Siniestro por una E.S.P.D

Mediante la sentencia 60.718 del 8 de abril de 2024, la Subsección A de la Sección Tercera del Consejo de Estado (“CE”) resolvió una demanda promovida por una aseguradora en contra de una empresa de servicios públicos domiciliarios, mediante la cual pretendió que se anulara (i) una resolución emitida por esa entidad en la que declaró la ocurrencia de un siniestro y le exigió a la aseguradora el pago de la indemnización derivada de un seguro de cumplimiento en el cual era asegurada y (ii) una cláusula contenida en el clausulado general del seguro que le imponía a la entidad asegurada la carga de emitir un acto administrativo para declarar el incumplimiento y cuantificar la pérdida, como requisito para que procediera el pago de la indemnización.

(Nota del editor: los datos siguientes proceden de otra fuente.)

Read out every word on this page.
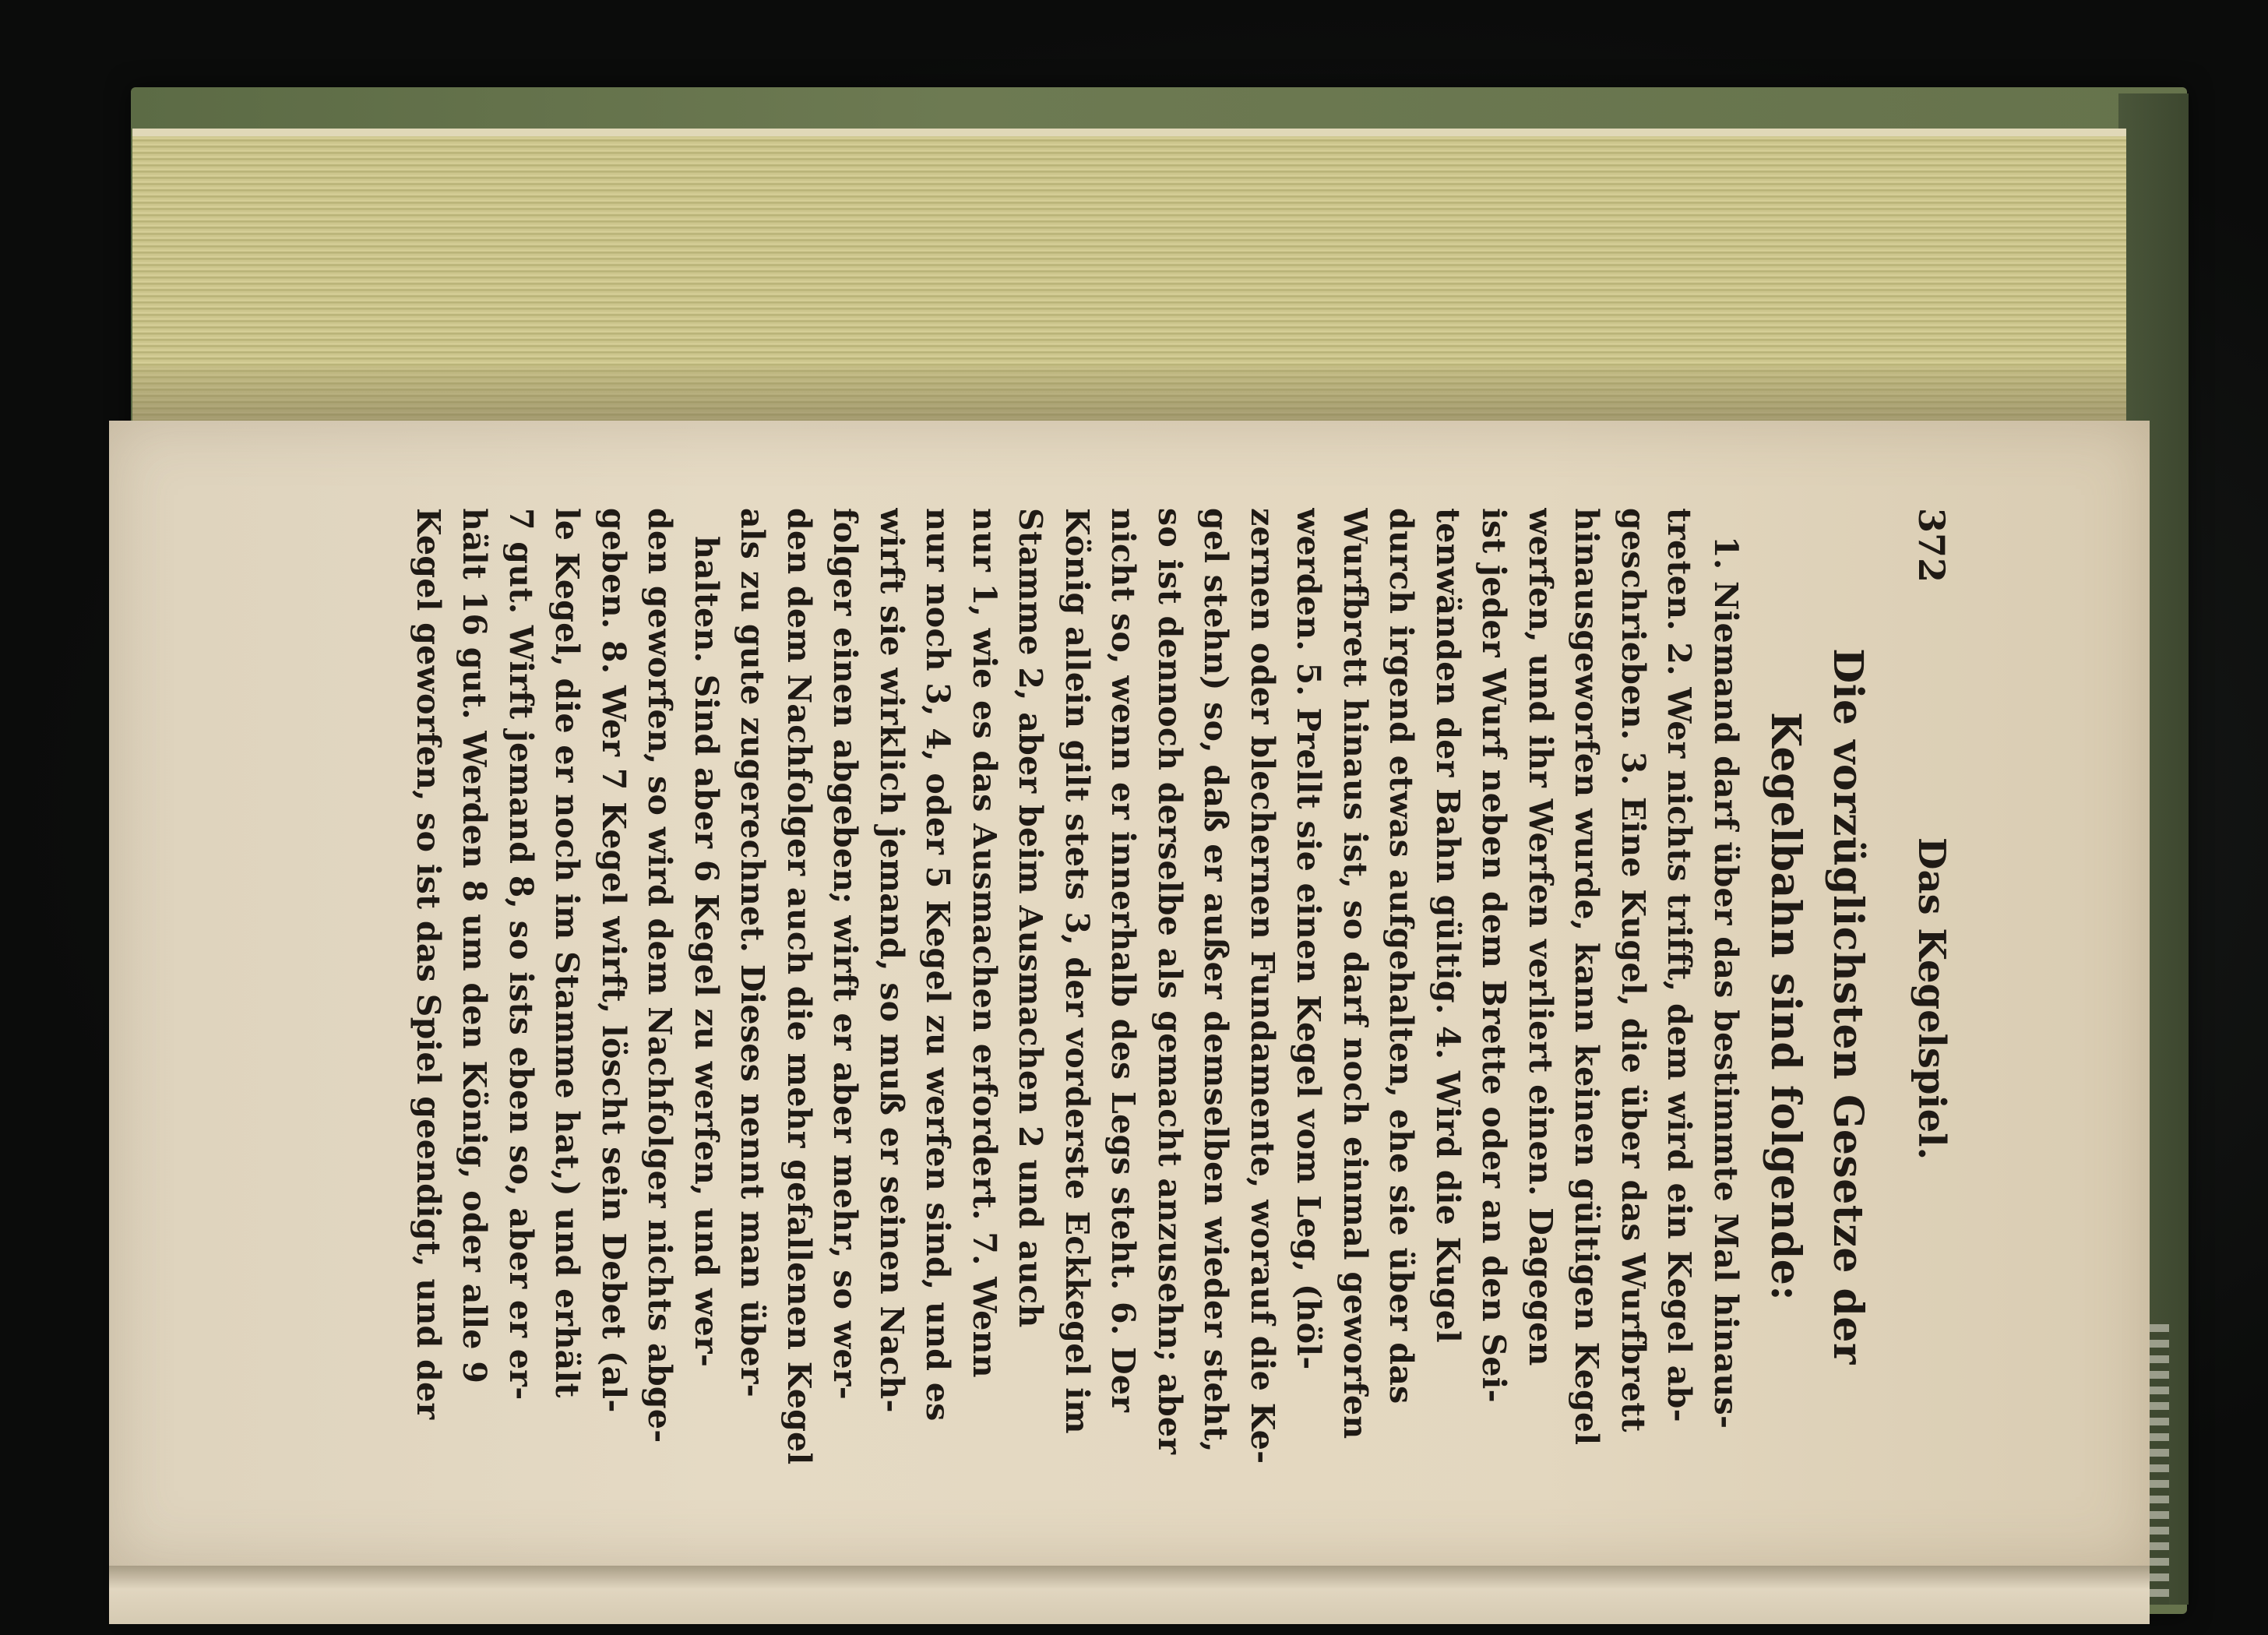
372
Das Kegelspiel.
Die vorzüglichsten Gesetze der Kegelbahn sind folgende:
1. Niemand darf über das bestimmte Mal hinaus-
treten. 2. Wer nichts trifft, dem wird ein Kegel ab-
geschrieben. 3. Eine Kugel, die über das Wurfbrett
hinausgeworfen wurde, kann keinen gültigen Kegel
werfen, und ihr Werfen verliert einen. Dagegen
ist jeder Wurf neben dem Brette oder an den Sei-
tenwänden der Bahn gültig. 4. Wird die Kugel
durch irgend etwas aufgehalten, ehe sie über das
Wurfbrett hinaus ist, so darf noch einmal geworfen
werden. 5. Prellt sie einen Kegel vom Leg, (höl-
zernen oder blechernen Fundamente, worauf die Ke-
gel stehn) so, daß er außer demselben wieder steht,
so ist dennoch derselbe als gemacht anzusehn; aber
nicht so, wenn er innerhalb des Legs steht. 6. Der
König allein gilt stets 3, der vorderste Eckkegel im
Stamme 2, aber beim Ausmachen 2 und auch
nur 1, wie es das Ausmachen erfordert. 7. Wenn
nur noch 3, 4, oder 5 Kegel zu werfen sind, und es
wirft sie wirklich jemand, so muß er seinen Nach-
folger einen abgeben; wirft er aber mehr, so wer-
den dem Nachfolger auch die mehr gefallenen Kegel
als zu gute zugerechnet. Dieses nennt man über-
halten. Sind aber 6 Kegel zu werfen, und wer-
den geworfen, so wird dem Nachfolger nichts abge-
geben. 8. Wer 7 Kegel wirft, löscht sein Debet (al-
le Kegel, die er noch im Stamme hat,) und erhält
7 gut. Wirft jemand 8, so ists eben so, aber er er-
hält 16 gut. Werden 8 um den König, oder alle 9
Kegel geworfen, so ist das Spiel geendigt, und der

En su alegato, la aseguradora argumentó que la mencionada cláusula del seguro le otorgaba a la empresa de servicios públicos una prerrogativa propia de la administración y, por ello, el acto administrativo que fue emitido con base en ésta estaba viciado de nulidad por objeto ilícito 

A continuación, destacamos las consideraciones más importantes del Consejo de Estado al desatar la controversia:

  1. La entidad pública asegurada en un seguro de cumplimiento sí es parte del contrato de seguro y, por ello, este tiene la calidad de contrato estatal:

    1.1    De acuerdo con el auto del 30 de enero de 2008, proferido por el CE bajo el expediente 32.867, en los seguros de cumplimiento tomados por un contratista para asegurar a una entidad pública, es posible afirmar que esta tiene la calidad de parte del contrato de seguro, debido a los efectos legales que tiene la figura de la “estipulación a favor de otro”:

    ““resulta[ba] válido sostener que en los contratos de seguros que se celebran con el fin de garantizar el cumplimiento de contratos estatales, las entidades contratantes sí toman parte. // El anterior aserto se explica con toda naturalidad en cuanto la relación contractual en estudio se examine a la luz de la institución de la estipulación a favor de otro, en virtud de la cual la ley autoriza a cualquier persona para que convenga a favor de un tercero, sin contar con derecho alguno para representarlo, en el entendido de que sólo ese tercero podrá exigir lo estipulado una vez acepte, de manera expresa o tácita, la respectiva convención”.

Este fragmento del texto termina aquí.